During the 'Non-Nawabi Vegetarian' session on the Sahitya Aajtak platform on Sunday, guests explored the unique culinary traditions of Lucknow. Navalkant Sinha, Archana Azmat, and Hemendra Dhar shared many intriguing insights. Navalkant Sinha began by recalling significant aspects of Lucknow's history.
Navalkant explained that the essence of Lucknow's name, once 'Avadh,' implies 'the indomitable.' Lucknow boasts a history of opulence and a multifaceted cultural tapestry, transitioning from the rule of Surya dynasty kings to Chandra dynasty rulers.
Peering into historical chronicles, between 1000 to 1030, Lakhna Pasi emerged as a formidable ruler, with the city's identity linked to his name. Subsequently, around 1190, Bijli Pasi assumed leadership. With time, Sheikhzadas arrived on the scene.
Seasonal Vegetables: A Hidden Gem of Lucknow
Hemendra Dhar remarked, “People often associate Lucknow with kebabs.” However, seasonal vegetables once took center stage here, such as 'nimona,' a winter dish. Additionally, 'arbi ka salan' was a unique offering.

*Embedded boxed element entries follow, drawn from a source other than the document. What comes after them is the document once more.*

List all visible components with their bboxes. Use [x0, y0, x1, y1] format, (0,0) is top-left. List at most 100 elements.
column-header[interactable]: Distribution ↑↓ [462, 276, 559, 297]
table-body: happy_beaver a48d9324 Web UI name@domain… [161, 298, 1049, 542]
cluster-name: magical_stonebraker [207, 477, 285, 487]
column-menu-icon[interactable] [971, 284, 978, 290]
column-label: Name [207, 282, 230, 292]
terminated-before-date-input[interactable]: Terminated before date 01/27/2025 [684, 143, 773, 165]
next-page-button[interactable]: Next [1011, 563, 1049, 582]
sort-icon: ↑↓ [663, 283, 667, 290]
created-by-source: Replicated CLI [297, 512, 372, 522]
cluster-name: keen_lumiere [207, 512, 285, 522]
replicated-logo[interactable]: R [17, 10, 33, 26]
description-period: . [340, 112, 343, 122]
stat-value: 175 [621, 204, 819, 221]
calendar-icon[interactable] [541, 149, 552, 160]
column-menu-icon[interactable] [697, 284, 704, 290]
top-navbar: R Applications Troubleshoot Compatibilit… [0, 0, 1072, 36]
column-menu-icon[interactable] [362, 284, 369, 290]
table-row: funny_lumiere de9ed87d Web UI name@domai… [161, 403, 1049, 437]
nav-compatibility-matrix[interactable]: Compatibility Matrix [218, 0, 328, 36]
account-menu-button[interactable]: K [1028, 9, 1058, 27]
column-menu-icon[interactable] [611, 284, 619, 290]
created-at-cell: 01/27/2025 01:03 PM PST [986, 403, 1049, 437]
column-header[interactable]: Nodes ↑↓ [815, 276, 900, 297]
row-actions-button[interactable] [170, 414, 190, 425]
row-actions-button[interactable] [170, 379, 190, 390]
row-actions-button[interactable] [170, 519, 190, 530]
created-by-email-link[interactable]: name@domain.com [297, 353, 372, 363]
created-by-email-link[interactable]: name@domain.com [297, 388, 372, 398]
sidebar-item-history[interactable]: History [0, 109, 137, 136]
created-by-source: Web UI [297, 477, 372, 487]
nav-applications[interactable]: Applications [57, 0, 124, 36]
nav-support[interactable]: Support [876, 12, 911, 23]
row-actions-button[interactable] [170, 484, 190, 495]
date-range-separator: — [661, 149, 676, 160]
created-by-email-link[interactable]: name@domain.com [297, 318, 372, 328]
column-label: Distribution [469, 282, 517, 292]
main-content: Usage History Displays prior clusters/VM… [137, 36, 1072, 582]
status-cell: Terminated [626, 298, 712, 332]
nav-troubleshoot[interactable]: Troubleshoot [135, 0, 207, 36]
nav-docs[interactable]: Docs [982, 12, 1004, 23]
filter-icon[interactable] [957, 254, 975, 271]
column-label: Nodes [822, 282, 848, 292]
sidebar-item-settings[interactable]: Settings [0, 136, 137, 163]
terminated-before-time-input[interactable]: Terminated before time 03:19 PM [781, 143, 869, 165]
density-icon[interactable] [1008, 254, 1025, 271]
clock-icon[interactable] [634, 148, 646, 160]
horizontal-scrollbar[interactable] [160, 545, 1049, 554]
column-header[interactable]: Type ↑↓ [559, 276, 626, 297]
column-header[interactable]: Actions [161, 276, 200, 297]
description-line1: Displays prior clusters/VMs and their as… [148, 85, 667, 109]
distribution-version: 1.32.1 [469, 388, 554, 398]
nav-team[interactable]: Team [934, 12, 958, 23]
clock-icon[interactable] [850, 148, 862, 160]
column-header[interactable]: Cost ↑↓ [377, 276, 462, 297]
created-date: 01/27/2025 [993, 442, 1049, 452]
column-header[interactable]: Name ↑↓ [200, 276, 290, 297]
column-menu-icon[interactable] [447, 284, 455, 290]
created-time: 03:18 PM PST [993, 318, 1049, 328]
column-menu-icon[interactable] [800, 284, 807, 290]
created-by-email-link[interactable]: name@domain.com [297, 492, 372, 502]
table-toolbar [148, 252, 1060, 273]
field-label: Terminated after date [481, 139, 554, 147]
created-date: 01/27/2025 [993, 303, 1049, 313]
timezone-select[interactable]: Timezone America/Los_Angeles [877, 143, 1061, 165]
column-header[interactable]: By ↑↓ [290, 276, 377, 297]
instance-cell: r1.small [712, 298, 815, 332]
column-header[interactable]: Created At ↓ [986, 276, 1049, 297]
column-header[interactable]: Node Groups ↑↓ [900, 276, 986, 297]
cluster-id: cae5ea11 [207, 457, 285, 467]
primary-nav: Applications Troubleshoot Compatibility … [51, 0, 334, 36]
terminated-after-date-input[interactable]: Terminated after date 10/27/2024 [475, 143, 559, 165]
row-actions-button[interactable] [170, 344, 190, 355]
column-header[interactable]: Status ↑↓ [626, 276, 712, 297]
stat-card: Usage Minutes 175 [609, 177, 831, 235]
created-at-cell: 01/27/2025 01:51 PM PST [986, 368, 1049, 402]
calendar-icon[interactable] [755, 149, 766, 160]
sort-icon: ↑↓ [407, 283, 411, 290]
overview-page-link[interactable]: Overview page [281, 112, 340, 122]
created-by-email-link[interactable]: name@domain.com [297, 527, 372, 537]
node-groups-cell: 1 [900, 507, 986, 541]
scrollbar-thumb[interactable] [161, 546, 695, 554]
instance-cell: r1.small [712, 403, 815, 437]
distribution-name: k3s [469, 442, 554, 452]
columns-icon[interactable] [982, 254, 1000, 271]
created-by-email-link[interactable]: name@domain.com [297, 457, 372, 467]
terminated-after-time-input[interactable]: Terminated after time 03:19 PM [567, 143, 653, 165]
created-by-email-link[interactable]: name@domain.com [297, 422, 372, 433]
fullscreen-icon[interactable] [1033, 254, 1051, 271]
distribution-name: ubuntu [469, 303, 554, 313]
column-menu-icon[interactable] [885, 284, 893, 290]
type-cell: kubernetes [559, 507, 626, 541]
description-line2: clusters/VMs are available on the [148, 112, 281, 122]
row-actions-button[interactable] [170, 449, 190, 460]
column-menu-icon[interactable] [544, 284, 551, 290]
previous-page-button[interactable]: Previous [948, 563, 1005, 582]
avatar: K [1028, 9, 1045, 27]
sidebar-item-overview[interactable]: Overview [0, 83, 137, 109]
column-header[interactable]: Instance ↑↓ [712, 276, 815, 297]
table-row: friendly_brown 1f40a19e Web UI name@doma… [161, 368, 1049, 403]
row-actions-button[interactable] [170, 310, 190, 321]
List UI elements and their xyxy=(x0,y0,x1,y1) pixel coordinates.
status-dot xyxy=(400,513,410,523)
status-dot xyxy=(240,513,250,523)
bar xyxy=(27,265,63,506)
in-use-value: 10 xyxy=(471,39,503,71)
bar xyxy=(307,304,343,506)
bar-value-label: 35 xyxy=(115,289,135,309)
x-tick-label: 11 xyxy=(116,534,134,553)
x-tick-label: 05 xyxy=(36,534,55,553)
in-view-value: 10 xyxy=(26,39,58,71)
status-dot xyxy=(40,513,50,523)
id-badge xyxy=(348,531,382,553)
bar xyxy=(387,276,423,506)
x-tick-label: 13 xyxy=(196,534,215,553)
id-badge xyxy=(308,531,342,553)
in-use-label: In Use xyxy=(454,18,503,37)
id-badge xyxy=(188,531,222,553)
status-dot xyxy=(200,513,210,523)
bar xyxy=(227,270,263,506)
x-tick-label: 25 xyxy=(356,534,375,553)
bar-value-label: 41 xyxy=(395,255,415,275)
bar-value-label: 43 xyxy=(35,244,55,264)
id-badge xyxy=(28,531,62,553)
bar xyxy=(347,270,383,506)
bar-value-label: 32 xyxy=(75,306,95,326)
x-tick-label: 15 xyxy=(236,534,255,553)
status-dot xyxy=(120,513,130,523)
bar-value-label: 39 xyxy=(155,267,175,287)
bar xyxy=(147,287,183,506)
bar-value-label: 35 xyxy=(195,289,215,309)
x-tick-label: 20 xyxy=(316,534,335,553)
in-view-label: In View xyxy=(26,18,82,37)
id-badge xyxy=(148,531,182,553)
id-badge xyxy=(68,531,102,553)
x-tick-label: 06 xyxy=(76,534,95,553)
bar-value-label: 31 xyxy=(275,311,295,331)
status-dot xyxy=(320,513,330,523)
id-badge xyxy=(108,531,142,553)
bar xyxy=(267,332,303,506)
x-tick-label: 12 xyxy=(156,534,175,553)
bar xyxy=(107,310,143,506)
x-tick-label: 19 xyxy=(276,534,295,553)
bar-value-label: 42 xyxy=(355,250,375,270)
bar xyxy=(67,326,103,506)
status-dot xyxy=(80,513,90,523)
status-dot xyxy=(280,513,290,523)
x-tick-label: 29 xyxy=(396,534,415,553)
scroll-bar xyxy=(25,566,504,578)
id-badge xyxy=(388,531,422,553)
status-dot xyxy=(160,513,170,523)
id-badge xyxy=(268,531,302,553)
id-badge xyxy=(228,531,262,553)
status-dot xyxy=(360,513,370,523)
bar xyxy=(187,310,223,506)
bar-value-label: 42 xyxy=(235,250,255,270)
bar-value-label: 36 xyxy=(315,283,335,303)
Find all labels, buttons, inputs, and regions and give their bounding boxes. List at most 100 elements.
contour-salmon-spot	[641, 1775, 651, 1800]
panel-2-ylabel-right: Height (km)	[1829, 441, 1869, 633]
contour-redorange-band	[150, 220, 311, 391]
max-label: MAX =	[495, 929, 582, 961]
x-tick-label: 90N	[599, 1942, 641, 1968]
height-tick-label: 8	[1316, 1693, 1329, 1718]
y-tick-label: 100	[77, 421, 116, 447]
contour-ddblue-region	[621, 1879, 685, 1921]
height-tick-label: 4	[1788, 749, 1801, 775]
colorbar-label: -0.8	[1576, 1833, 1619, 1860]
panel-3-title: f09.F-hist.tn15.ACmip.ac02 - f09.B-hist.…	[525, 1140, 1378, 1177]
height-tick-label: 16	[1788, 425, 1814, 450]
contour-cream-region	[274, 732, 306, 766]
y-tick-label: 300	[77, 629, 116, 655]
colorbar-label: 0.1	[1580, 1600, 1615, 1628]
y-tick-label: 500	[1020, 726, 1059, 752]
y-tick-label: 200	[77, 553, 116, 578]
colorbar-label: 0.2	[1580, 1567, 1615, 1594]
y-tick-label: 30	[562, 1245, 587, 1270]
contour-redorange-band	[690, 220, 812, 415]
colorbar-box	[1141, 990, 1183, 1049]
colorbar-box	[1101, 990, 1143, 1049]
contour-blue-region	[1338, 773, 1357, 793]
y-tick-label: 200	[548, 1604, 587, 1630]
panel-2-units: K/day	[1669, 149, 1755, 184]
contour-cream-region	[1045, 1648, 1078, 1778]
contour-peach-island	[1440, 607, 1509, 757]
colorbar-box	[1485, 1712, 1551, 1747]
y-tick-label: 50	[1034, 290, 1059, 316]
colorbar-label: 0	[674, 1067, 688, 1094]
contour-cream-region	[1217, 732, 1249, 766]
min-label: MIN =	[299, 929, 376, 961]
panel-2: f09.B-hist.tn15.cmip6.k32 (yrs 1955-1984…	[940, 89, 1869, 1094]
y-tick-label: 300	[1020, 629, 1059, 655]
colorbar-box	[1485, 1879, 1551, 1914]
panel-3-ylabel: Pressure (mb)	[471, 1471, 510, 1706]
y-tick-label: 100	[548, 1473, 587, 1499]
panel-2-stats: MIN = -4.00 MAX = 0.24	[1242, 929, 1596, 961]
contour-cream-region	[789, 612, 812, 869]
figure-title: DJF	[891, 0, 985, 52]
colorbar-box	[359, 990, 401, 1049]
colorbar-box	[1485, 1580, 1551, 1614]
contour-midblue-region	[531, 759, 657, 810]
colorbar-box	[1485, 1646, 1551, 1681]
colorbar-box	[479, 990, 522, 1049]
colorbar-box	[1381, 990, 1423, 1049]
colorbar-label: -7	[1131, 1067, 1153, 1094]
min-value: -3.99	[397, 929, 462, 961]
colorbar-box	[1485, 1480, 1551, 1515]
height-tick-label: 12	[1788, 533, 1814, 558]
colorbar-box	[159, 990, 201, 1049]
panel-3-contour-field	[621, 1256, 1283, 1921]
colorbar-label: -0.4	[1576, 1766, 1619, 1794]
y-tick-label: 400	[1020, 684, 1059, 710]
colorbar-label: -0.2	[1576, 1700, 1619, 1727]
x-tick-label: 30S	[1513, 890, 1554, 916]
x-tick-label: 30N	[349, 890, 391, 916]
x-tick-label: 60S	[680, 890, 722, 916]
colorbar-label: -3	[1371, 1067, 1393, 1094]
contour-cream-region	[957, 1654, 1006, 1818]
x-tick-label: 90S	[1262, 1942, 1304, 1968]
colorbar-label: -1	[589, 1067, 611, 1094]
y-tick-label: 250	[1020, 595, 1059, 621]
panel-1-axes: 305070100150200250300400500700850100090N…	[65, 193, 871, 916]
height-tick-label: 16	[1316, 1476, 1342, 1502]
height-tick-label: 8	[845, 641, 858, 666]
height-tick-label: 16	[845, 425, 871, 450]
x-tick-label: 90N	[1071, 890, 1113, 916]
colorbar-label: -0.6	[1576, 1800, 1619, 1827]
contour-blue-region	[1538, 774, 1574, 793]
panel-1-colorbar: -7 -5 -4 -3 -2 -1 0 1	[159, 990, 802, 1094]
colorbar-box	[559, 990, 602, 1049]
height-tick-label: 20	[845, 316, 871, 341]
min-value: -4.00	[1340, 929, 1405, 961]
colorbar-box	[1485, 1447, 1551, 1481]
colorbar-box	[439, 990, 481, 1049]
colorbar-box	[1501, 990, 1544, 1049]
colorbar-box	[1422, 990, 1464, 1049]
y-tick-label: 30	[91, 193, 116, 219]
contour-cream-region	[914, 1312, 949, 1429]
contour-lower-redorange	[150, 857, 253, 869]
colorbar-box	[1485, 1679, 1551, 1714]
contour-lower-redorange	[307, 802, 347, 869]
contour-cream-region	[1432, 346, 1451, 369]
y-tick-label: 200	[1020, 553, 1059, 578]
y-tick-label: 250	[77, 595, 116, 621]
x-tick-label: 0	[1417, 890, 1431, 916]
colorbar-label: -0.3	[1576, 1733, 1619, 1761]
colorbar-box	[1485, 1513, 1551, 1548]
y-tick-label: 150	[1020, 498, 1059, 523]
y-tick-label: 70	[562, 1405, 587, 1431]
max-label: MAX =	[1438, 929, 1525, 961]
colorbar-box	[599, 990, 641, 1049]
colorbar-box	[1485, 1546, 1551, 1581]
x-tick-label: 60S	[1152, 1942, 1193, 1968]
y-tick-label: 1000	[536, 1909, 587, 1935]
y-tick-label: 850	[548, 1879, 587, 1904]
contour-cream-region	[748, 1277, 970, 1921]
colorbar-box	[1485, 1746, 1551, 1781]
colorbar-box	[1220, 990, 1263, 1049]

Besides these, 'tahri' was a popular feast, cooked by blending vegetables with spices and rice. The Nawabs greatly contributed to Lucknow’s food scene, being avid food enthusiasts themselves.
Brahmin households crafted culinary delights like jackfruit biryani, while Kayasths indulged in a variety of vegetarian and non-vegetarian cuisines.
Source: aajtak
Archana Azmat shared that vegetarian dishes lacked documentation, thus are less recorded. She mentioned that some Nawabs were vegetarians too. Naval stated that typically, men cooked in Nawabs' kitchens, whereas women cooked in normal households.
Cooking was perceived not as a chore but an art. One of the oldest dishes, 'kheer,' developed in three distinct styles in Lucknow. The Nawabs were not warriors nor intrigued by diplomacy but reveled in music, dance, and the culinary arts.
The Unique Charm of Lucknow’s Paan
Naval explained, in Lucknow, serving even paan is an art. There were methods to present paan, and a special way to arrange utensils. Paan was crafted by slicing it into four pieces. Archana remarked that paan reflects our etiquette. In the past, during weddings, the size of the paan-kit was significant as it represented the bride's pocket money.
Hemendra Dhar noted that while paan is popular across India, Lucknow's paan holds a special charm. Biryani also defines Lucknow, being a unique marker. It's the residents of Lucknow who introduced this biryani variation to Kolkata.